In every fishery there is a percentage of catch, a ratio between private boat & for-hire boats, that is rarely exceeded. For instance, in MD an assertion that private boats caught more than 15% of our state's sea bass would require extraordinarily firm data. In MA it may be 50%.. These percentages vary by season, by state, and by species.. (e.g. from January to April sea bass catch would be 99.999% for-hire.)
Accordingly, where MRIP holds NY private boats to have caught more sea bass in two summer months than the entire East Coast's Party/Charter fleet caught all year; if the new MRIP catch estimating system were configured with a VTR-based alarm it would pop smoke & flares when estimates like this occur so far outside their anticipated value.
Instead, there are no anticipated values – any catch is possible, any amount of fish at all. These wild range values are then sent to forward artillery manned by management with no consideration of plausibility nor need of plausibility; With aim taken owing only to MRIP's assertions of overfishing, regulation rains down as friendly fire.
I've not heard from NOAA about the sea bass catch estimates. If anyone received a letter back from Dr. Sullivan or anyone else at NOAA please let me know.
Perhaps Dr. Sullivan sent our letters down the ladder and a response will take a little more time..
Fisherman being agitated about catch data is the oldest joke in fisheries management.
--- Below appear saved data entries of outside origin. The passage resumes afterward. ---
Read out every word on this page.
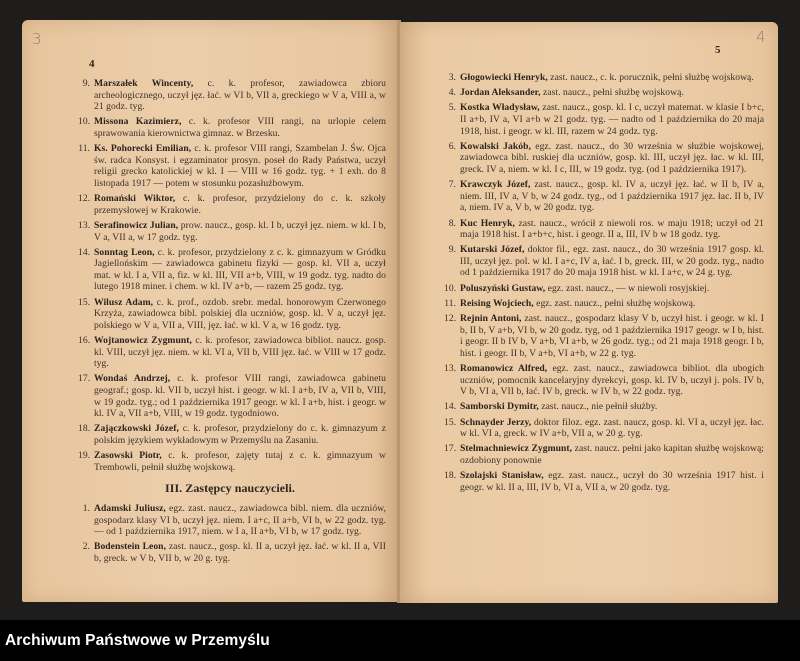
3
4
9. Marszałek Wincenty, c. k. profesor, zawiadowca zbioru archeologicznego, uczył jęz. łać. w VI b, VII a, greckiego w V a, VIII a, w 21 godz. tyg.
10. Missona Kazimierz, c. k. profesor VIII rangi, na urlopie celem sprawowania kierownictwa gimnaz. w Brzesku.
11. Ks. Pohorecki Emilian, c. k. profesor VIII rangi, Szambelan J. Św. Ojca św. radca Konsyst. i egzaminator prosyn. poseł do Rady Państwa, uczył religii grecko katolickiej w kl. I — VIII w 16 godz. tyg. + 1 exh. do 8 listopada 1917 — potem w stosunku pozasłużbowym.
12. Romański Wiktor, c. k. profesor, przydzielony do c. k. szkoły przemysłowej w Krakowie.
13. Serafinowicz Julian, prow. naucz., gosp. kl. I b, uczył jęz. niem. w kl. I b, V a, VII a, w 17 godz. tyg.
14. Sonntag Leon, c. k. profesor, przydzielony z c. k. gimnazyum w Gródku Jagiellońskim — zawiadowca gabinetu fizyki — gosp. kl. VII a, uczył mat. w kl. I a, VII a, fiz. w kl. III, VII a+b, VIII, w 19 godz. tyg. nadto do lutego 1918 miner. i chem. w kl. IV a+b, — razem 25 godz. tyg.
15. Wilusz Adam, c. k. prof., ozdob. srebr. medal. honorowym Czerwonego Krzyża, zawiadowca bibl. polskiej dla uczniów, gosp. kl. V a, uczył jęz. polskiego w V a, VII a, VIII, jęz. łać. w kl. V a, w 16 godz. tyg.
16. Wojtanowicz Zygmunt, c. k. profesor, zawiadowca bibliot. naucz. gosp. kl. VIII, uczył jęz. niem. w kl. VI a, VII b, VIII jęz. łać. w VIII w 17 godz. tyg.
17. Wondaś Andrzej, c. k. profesor VIII rangi, zawiadowca gabinetu geograf.; gosp. kl. VII b, uczył hist. i geogr. w kl. I a+b, IV a, VII b, VIII, w 19 godz. tyg.; od 1 października 1917 geogr. w kl. I a+b, hist. i geogr. w kl. IV a, VII a+b, VIII, w 19 godz. tygodniowo.
18. Zajączkowski Józef, c. k. profesor, przydzielony do c. k. gimnazyum z polskim językiem wykładowym w Przemyślu na Zasaniu.
19. Zasowski Piotr, c. k. profesor, zajęty tutaj z c. k. gimnazyum w Trembowli, pełnił służbę wojskową.
III. Zastępcy nauczycieli.
1. Adamski Juliusz, egz. zast. naucz., zawiadowca bibl. niem. dla uczniów, gospodarz klasy VI b, uczył jęz. niem. I a+c, II a+b, VI b, w 22 godz. tyg. — od 1 października 1917, niem. w I a, II a+b, VI b, w 17 godz. tyg.
2. Bodenstein Leon, zast. naucz., gosp. kl. II a, uczył jęz. łać. w kl. II a, VII b, greck. w V b, VII b, w 20 g. tyg.
4
5
3. Głogowiecki Henryk, zast. naucz., c. k. porucznik, pełni służbę wojskową.
4. Jordan Aleksander, zast. naucz., pełni służbę wojskową.
5. Kostka Władysław, zast. naucz., gosp. kl. I c, uczył matemat. w klasie I b+c, II a+b, IV a, VI a+b w 21 godz. tyg. — nadto od 1 października do 20 maja 1918, hist. i geogr. w kl. III, razem w 24 godz. tyg.
6. Kowalski Jakób, egz. zast. naucz., do 30 września w służbie wojskowej, zawiadowca bibl. ruskiej dla uczniów, gosp. kl. III, uczył jęz. łac. w kl. III, greck. IV a, niem. w kl. I c, III, w 19 godz. tyg. (od 1 października 1917).
7. Krawczyk Józef, zast. naucz., gosp. kl. IV a, uczył jęz. łać. w II b, IV a, niem. III, IV a, V b, w 24 godz. tyg., od 1 października 1917 jęz. łac. II b, IV a, niem. IV a, V b, w 20 godz. tyg.
8. Kuc Henryk, zast. naucz., wrócił z niewoli ros. w maju 1918; uczył od 21 maja 1918 hist. I a+b+c, hist. i geogr. II a, III, IV b w 18 godz. tyg.
9. Kutarski Józef, doktor fil., egz. zast. naucz., do 30 września 1917 gosp. kl. III, uczył jęz. pol. w kl. I a+c, IV a, łać. I b, greck. III, w 20 godz. tyg., nadto od 1 października 1917 do 20 maja 1918 hist. w kl. I a+c, w 24 g. tyg.
10. Poluszyński Gustaw, egz. zast. naucz., — w niewoli rosyjskiej.
11. Reising Wojciech, egz. zast. naucz., pełni służbę wojskową.
12. Rejnin Antoni, zast. naucz., gospodarz klasy V b, uczył hist. i geogr. w kl. I b, II b, V a+b, VI b, w 20 godz. tyg, od 1 października 1917 geogr. w I b, hist. i geogr. II b IV b, V a+b, VI a+b, w 26 godz. tyg.; od 21 maja 1918 geogr. I b, hist. i geogr. II b, V a+b, VI a+b, w 22 g. tyg.
13. Romanowicz Alfred, egz. zast. naucz., zawiadowca bibliot. dla ubogich uczniów, pomocnik kancelaryjny dyrekcyi, gosp. kl. IV b, uczył j. pols. IV b, V b, VI a, VII b, łać. IV b, greck. w IV b, w 22 godz. tyg.
14. Samborski Dymitr, zast. naucz., nie pełnił służby.
15. Schnayder Jerzy, doktor filoz. egz. zast. naucz, gosp. kl. VI a, uczył jęz. łac. w kl. VI a, greck. w IV a+b, VII a, w 20 g. tyg.
17. Stelmachniewicz Zygmunt, zast. naucz. pełni jako kapitan służbę wojskową; ozdobiony ponownie
18. Szolajski Stanisław, egz. zast. naucz., uczył do 30 września 1917 hist. i geogr. w kl. II a, III, IV b, VI a, VII a, w 20 godz. tyg.
Archiwum Państwowe w Przemyślu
Fishers that can demonstrate data's failing, however, aren't so funny.
Destroying a perfectly simple fishery to repair with bad catch estimates ain't funny either.
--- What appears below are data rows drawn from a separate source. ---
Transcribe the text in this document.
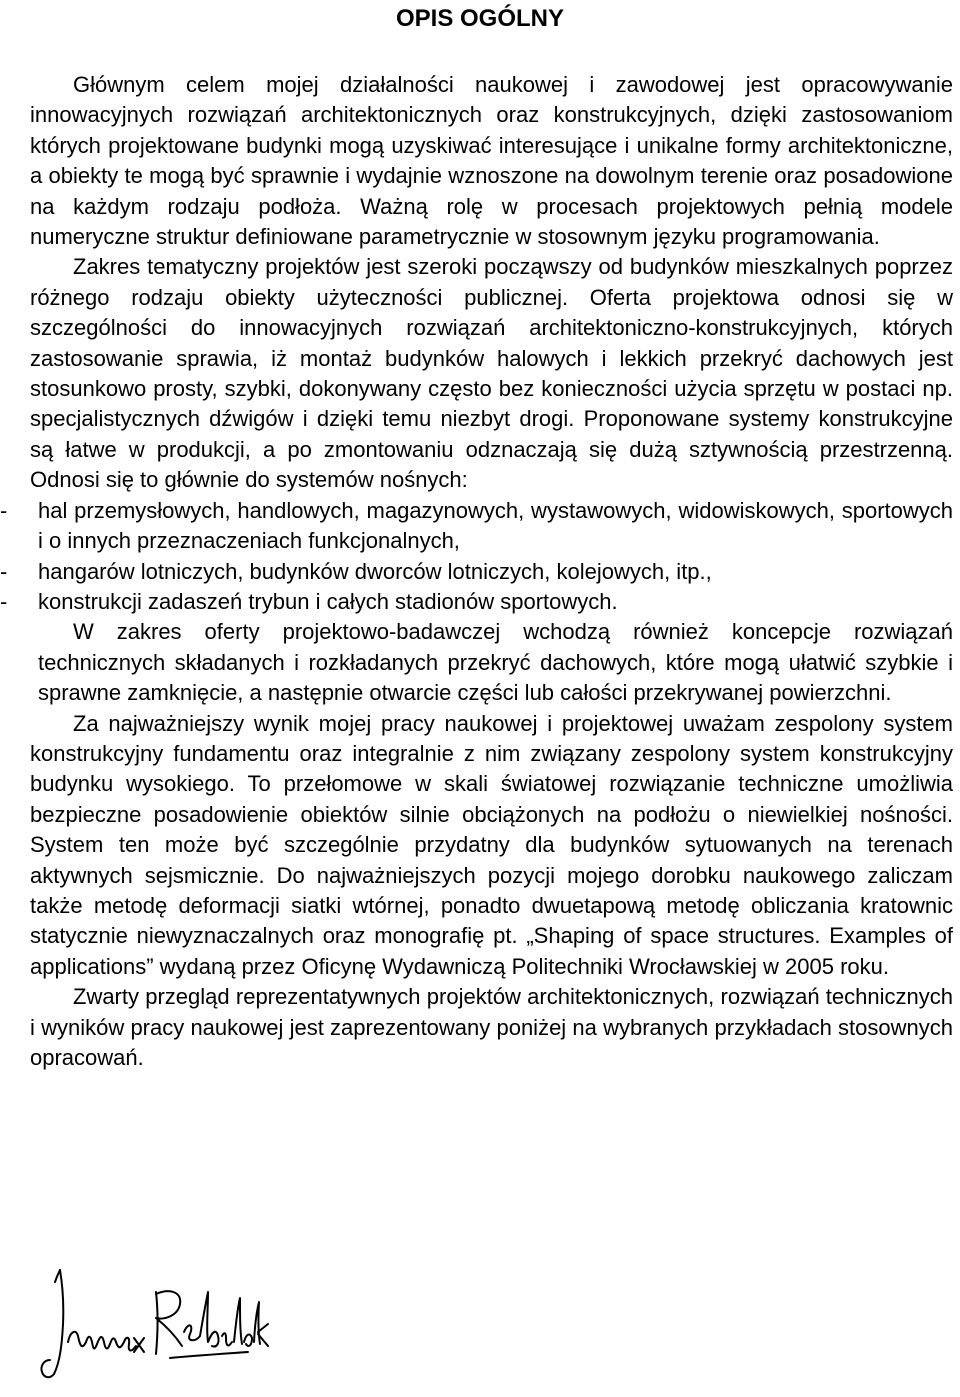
OPIS OGÓLNY

Głównym celem mojej działalności naukowej i zawodowej jest opracowywanie innowacyjnych rozwiązań architektonicznych oraz konstrukcyjnych, dzięki zastosowaniom których projektowane budynki mogą uzyskiwać interesujące i unikalne formy architektoniczne, a obiekty te mogą być sprawnie i wydajnie wznoszone na dowolnym terenie oraz posadowione na każdym rodzaju podłoża. Ważną rolę w procesach projektowych pełnią modele numeryczne struktur definiowane parametrycznie w stosownym języku programowania.

Zakres tematyczny projektów jest szeroki począwszy od budynków mieszkalnych poprzez różnego rodzaju obiekty użyteczności publicznej. Oferta projektowa odnosi się w szczególności do innowacyjnych rozwiązań architektoniczno-konstrukcyjnych, których zastosowanie sprawia, iż montaż budynków halowych i lekkich przekryć dachowych jest stosunkowo prosty, szybki, dokonywany często bez konieczności użycia sprzętu w postaci np. specjalistycznych dźwigów i dzięki temu niezbyt drogi. Proponowane systemy konstrukcyjne są łatwe w produkcji, a po zmontowaniu odznaczają się dużą sztywnością przestrzenną. Odnosi się to głównie do systemów nośnych:

- hal przemysłowych, handlowych, magazynowych, wystawowych, widowiskowych, sportowych i o innych przeznaczeniach funkcjonalnych,
- hangarów lotniczych, budynków dworców lotniczych, kolejowych, itp.,
- konstrukcji zadaszeń trybun i całych stadionów sportowych.

W zakres oferty projektowo-badawczej wchodzą również koncepcje rozwiązań technicznych składanych i rozkładanych przekryć dachowych, które mogą ułatwić szybkie i sprawne zamknięcie, a następnie otwarcie części lub całości przekrywanej powierzchni.

Za najważniejszy wynik mojej pracy naukowej i projektowej uważam zespolony system konstrukcyjny fundamentu oraz integralnie z nim związany zespolony system konstrukcyjny budynku wysokiego. To przełomowe w skali światowej rozwiązanie techniczne umożliwia bezpieczne posadowienie obiektów silnie obciążonych na podłożu o niewielkiej nośności. System ten może być szczególnie przydatny dla budynków sytuowanych na terenach aktywnych sejsmicznie. Do najważniejszych pozycji mojego dorobku naukowego zaliczam także metodę deformacji siatki wtórnej, ponadto dwuetapową metodę obliczania kratownic statycznie niewyznaczalnych oraz monografię pt. „Shaping of space structures. Examples of applications” wydaną przez Oficynę Wydawniczą Politechniki Wrocławskiej w 2005 roku.

Zwarty przegląd reprezentatywnych projektów architektonicznych, rozwiązań technicznych i wyników pracy naukowej jest zaprezentowany poniżej na wybranych przykładach stosownych opracowań.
Getting less funny by the day.
Regulation . .
Here's my Comment to the Chesapeake Bay Watershed Agreement - http://www.chesapeakebay.net/S=0/chesapeakebaywatershedagreement/page
Greetings from Downstream,
Our once-blue Mid Atlantic ocean waters have grown greener & greener since the oyster collapse.
Where shell is fine for a put & take fishery; shell & shell mimics have not been useful as substrates for oyster-reef ecosystem restoration. More vertical surface appears crucial..
With green water sometimes extending 60 miles offshore these days, white marlin are now often pushed beyond canyon's edge in search of clear water in which they can feed. Even bluefish are 4X further out than 35 years ago..
Chesapeake outflows are trapped in an enormous eddy. Because ocean waters are nearly a meter higher on the north side the world's most powerful current, its evident that the Gulf Stream dams the very weak terminus of the Labrador current as it wanders south and inshore to a finish: Along the shelf waters of the southern Mid Atlantic Bight flushing is minimized.
Water quality collapse cumulative, your problems are greater than the Chesapeake's.
Seek to imitate successes in oyster reef restoration - not methods with a multi-decadal history of failure.
You must not lose the fight for water quality. Our marine fisheries & ecosystem are stressed enough.